The Targum Pseudo-Jonathan on Exodus 9:24 reaches for superlatives: "There was hail, and fire darting among the hail with exceeding force: unto it had never been the like in all the land of Mizraim ever since it was a nation and a kingdom."

The Aramaic paraphrase, preserved in the tradition of Yonatan ben Uzziel, uses a striking phrase β€” min d'havat l'ama v'malchu β€” from the day Egypt became a nation and a kingdom. The Targumist is measuring the storm against the full span of Egyptian civilization. No dynasty, no pharaoh, no priestly chronicle recorded anything like this.

And inside the hail, the fire kept darting. Mishtaga, the Targum says β€” leaping. Shooting. A flame that could not be contained by the ice around it, and an ice that could not extinguish the flame within it.
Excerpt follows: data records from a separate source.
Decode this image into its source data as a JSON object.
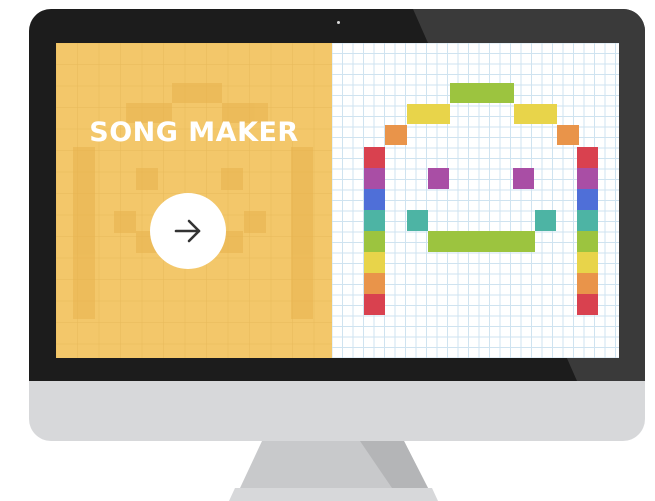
{
  "app": {
    "title": "SONG MAKER",
    "play_icon": "arrow-right-icon"
  },
  "colors": {
    "bezel": "#1c1c1c",
    "chin": "#d7d8da",
    "left_bg": "#f3c76a",
    "grid_line": "#cfe3f0",
    "notes": {
      "red": "#d9414f",
      "purple": "#a94ea5",
      "blue": "#4f6fd8",
      "teal": "#4db4a4",
      "green": "#9cc43f",
      "yellow": "#e8d44a",
      "orange": "#e9944a"
    }
  }
}
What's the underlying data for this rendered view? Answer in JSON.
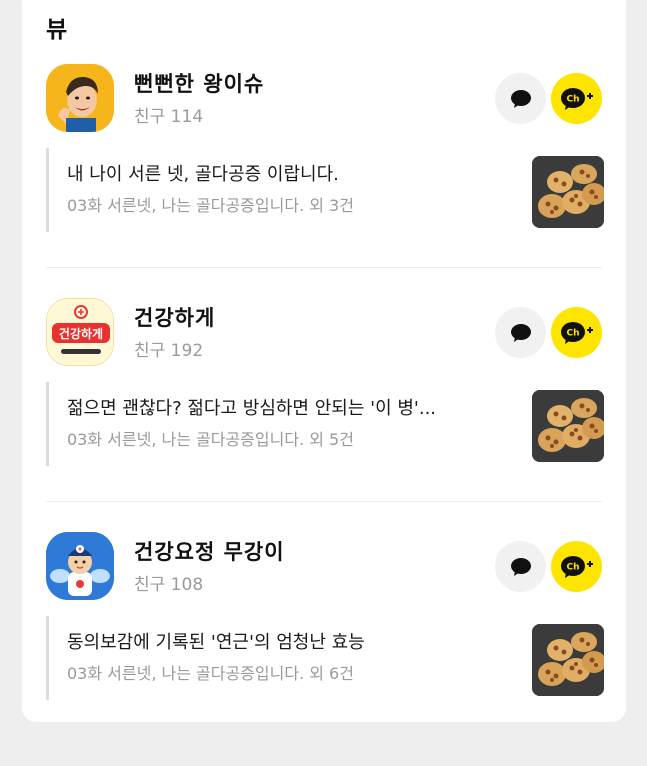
{
  "section_title": "뷰",
  "channels": [
    {
      "name": "뻔뻔한 왕이슈",
      "friends": "친구 114",
      "avatar_icon": "person-face-avatar",
      "post": {
        "title": "내 나이 서른 넷, 골다공증 이랍니다.",
        "subtitle": "03화 서른넷, 나는 골다공증입니다. 외 3건",
        "thumbnail_icon": "lotus-root-food-photo"
      }
    },
    {
      "name": "건강하게",
      "friends": "친구 192",
      "avatar_icon": "health-logo-avatar",
      "avatar_text": "건강하게",
      "post": {
        "title": "젊으면 괜찮다? 젊다고 방심하면 안되는 '이 병'...",
        "subtitle": "03화 서른넷, 나는 골다공증입니다. 외 5건",
        "thumbnail_icon": "lotus-root-food-photo"
      }
    },
    {
      "name": "건강요정 무강이",
      "friends": "친구 108",
      "avatar_icon": "doctor-character-avatar",
      "post": {
        "title": "동의보감에 기록된 '연근'의 엄청난 효능",
        "subtitle": "03화 서른넷, 나는 골다공증입니다. 외 6건",
        "thumbnail_icon": "lotus-root-food-photo"
      }
    }
  ],
  "colors": {
    "kakao_yellow": "#fee500",
    "chat_button_bg": "#f1f1f1",
    "sub_text": "#9a9a9a"
  },
  "buttons": {
    "chat_icon": "chat-bubble-icon",
    "channel_add_icon": "channel-add-icon",
    "channel_add_label": "Ch"
  }
}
Egypt's wise men, the same astrologers who had already been unable to stand before Moses because of the boils, had no framework for this. Their star-charts had no column for fire-inside-hail.

The Maggid teaches: the Holy One sometimes teaches not by sending what the wise can explain, but by sending what they cannot. When the categories of a society break, its gods break with them. Egypt's theology began to fracture in that storm. Pharaoh would need one more plague to feel the crack.